Penyelidikan peraturan lebih lanjut menemukan bahwa BoyleSports gagal memenuhi ketentuan Peraturan Pencucian Uang. Komisi Perjudian mengatakan bahwa penyelidikannya mencakup BoyleSports ‘ BoyleSports.com dan BoyleCasino.com situs web.

BoyleSports adalah operator perjudian besar terbaru yang terkena denda di Inggris karena kekurangan pencucian uang. Pada bulan Maret, Komisi Perjudian Inggris mengeluarkan catatan £ 11.6 juta Baik untuk operator perjudian online Betway atas pelanggaran serupa. Itu tak lama setelah menampar yang lebih kuat £ 13 juta baik di Caesars Entertainment, yang menjalankan kasino berbasis darat di seluruh Inggris, lagi-lagi karena kelemahan dalam praktik anti pencucian uang.

Ketentuan Lisensi yang Lebih Keras

Selain hukuman yang berat, BoyleSports juga memiliki persyaratan yang lebih keras yang ditempatkan pada lisensinya dari Komisi Perjudian Inggris. Di bawah salah satu kondisi ini, operator harus membuat janji temu “Petugas Pelaporan Pencucian Uang yang memenuhi syarat” yang harus memegang Lisensi Manajemen Pribadi dari Komisi Perjudian.

Individu tersebut harus mengikuti pelatihan penyegaran tahunan dalam anti pencucian uang dan dapat membuktikan pelatihan mereka kepada regulator.

Selain itu, BoyleSports diharapkan untuk memastikan bahwa semua pemegang Lisensi Manajemen Pribadi, manajemen perusahaan senior, dan staf kontrol kunci melakukan pelatihan anti pencucian uang yang dialihdayakan dan melakukan pelatihan penyegaran yang dialihdayakan setiap tahun setelahnya.

BoyleSports juga harus terus meninjau keefektifan kebijakan dan praktik anti pencucian uang dan menerapkan yang lebih efektif saat dan jika diperlukan.

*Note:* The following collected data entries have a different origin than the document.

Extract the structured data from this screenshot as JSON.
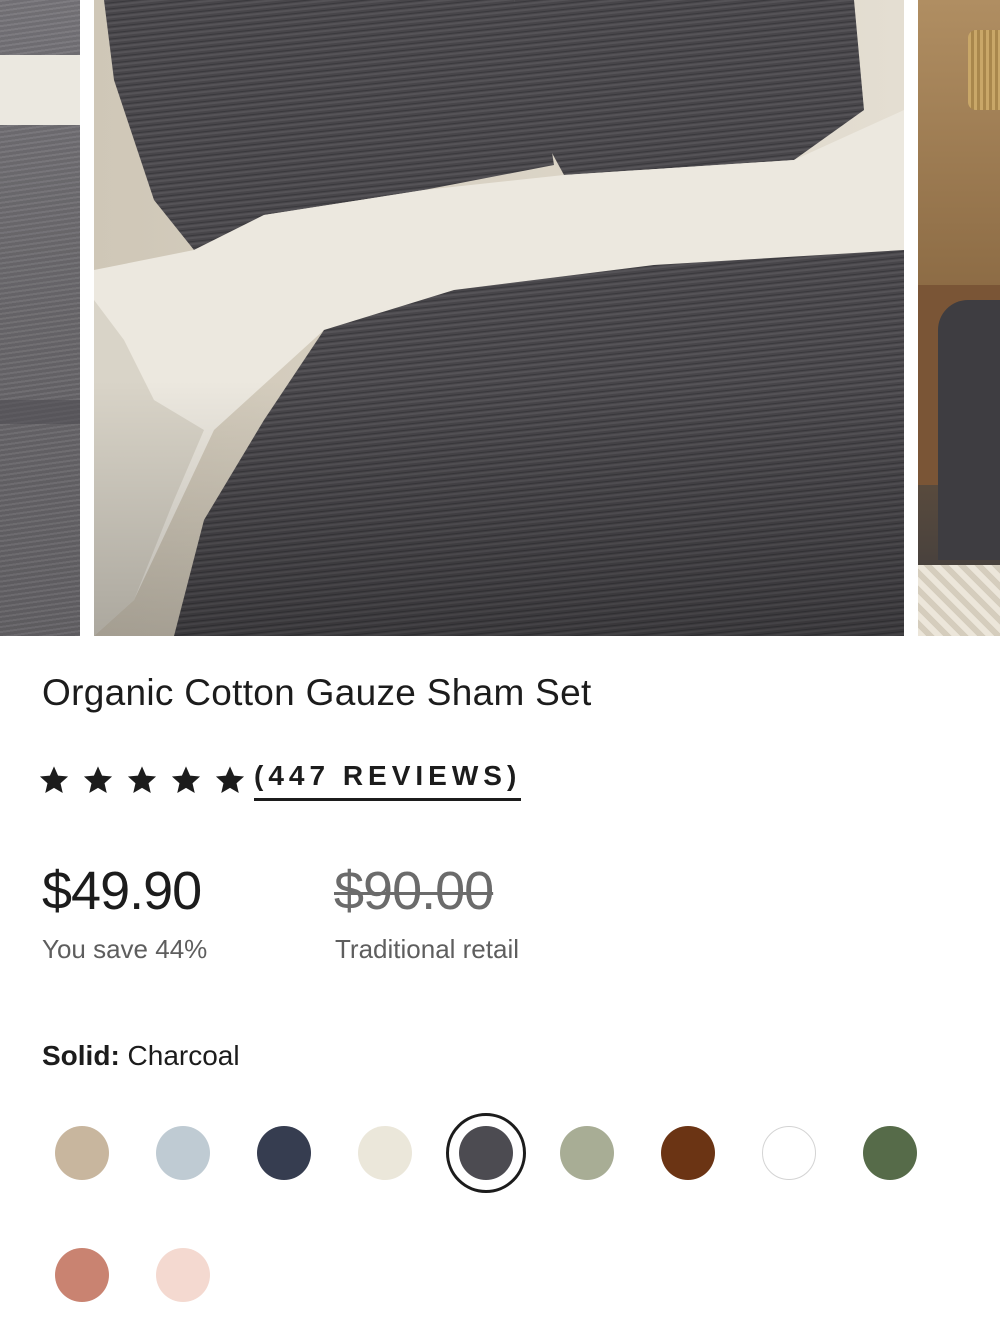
{
  "gallery": {
    "images": [
      {
        "name": "previous-image-gray-duvet"
      },
      {
        "name": "main-image-charcoal-sham-set"
      },
      {
        "name": "next-image-bedroom-scene"
      }
    ]
  },
  "product": {
    "title": "Organic Cotton Gauze Sham Set",
    "rating": {
      "stars": 5,
      "reviews_label": "(447 REVIEWS)"
    },
    "price": {
      "current": "$49.90",
      "save_text": "You save 44%",
      "original": "$90.00",
      "original_label": "Traditional retail"
    }
  },
  "color_selector": {
    "label": "Solid:",
    "selected": "Charcoal",
    "swatches": [
      {
        "color": "#c8b69e",
        "selected": false
      },
      {
        "color": "#bfcbd3",
        "selected": false
      },
      {
        "color": "#363d50",
        "selected": false
      },
      {
        "color": "#ebe7da",
        "selected": false
      },
      {
        "color": "#4c4b51",
        "selected": true
      },
      {
        "color": "#a8ad95",
        "selected": false
      },
      {
        "color": "#6b3414",
        "selected": false
      },
      {
        "color": "#ffffff",
        "selected": false
      },
      {
        "color": "#566b49",
        "selected": false
      },
      {
        "color": "#c98371",
        "selected": false
      },
      {
        "color": "#f4d9d0",
        "selected": false
      }
    ]
  }
}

Berita tentang baik-baik BoyleSports muncul sebagai industri perjudian Inggris kawat gigi untuk meninjau Undang-Undang Perjudian 2005 yang diharapkan akan diumumkan dalam beberapa minggu mendatang, tetapi sekarang dikabarkan telah diundur ke tahun 2021.

Laporan muncul awal pekan ini bahwa pegawai negeri sipil terbaik di Departemen Digital, Budaya, Media, dan Olahraga Inggris mengatakan peninjauan undang-undang perjudian negara, yang telah mengumpulkan dukungan lintas partai, adalah “Tidak dalam waktu dekat.”

Tinjauan tersebut, ketika akhirnya diluncurkan, diharapkan dapat memperkenalkan pembatasan pada iklan perjudian dan sponsor olahraga serta a membatasi pengeluaran perjudian online dan batas taruhan online, di antara ukuran lainnya.

CEO Flutter Entertainment, Peter Jackson, mengatakan awal pekan ini bahwa review adalah “Sangat dibutuhkan” dan bahwa Pemerintah dan pemangku kepentingan industri harus “Mendapatkan keseimbangan yang benar” sehingga mereka dapat membangun file “Industri yang jauh lebih baik yang meminta dukungan pelanggannya – dan juga masyarakat yang lebih luas.”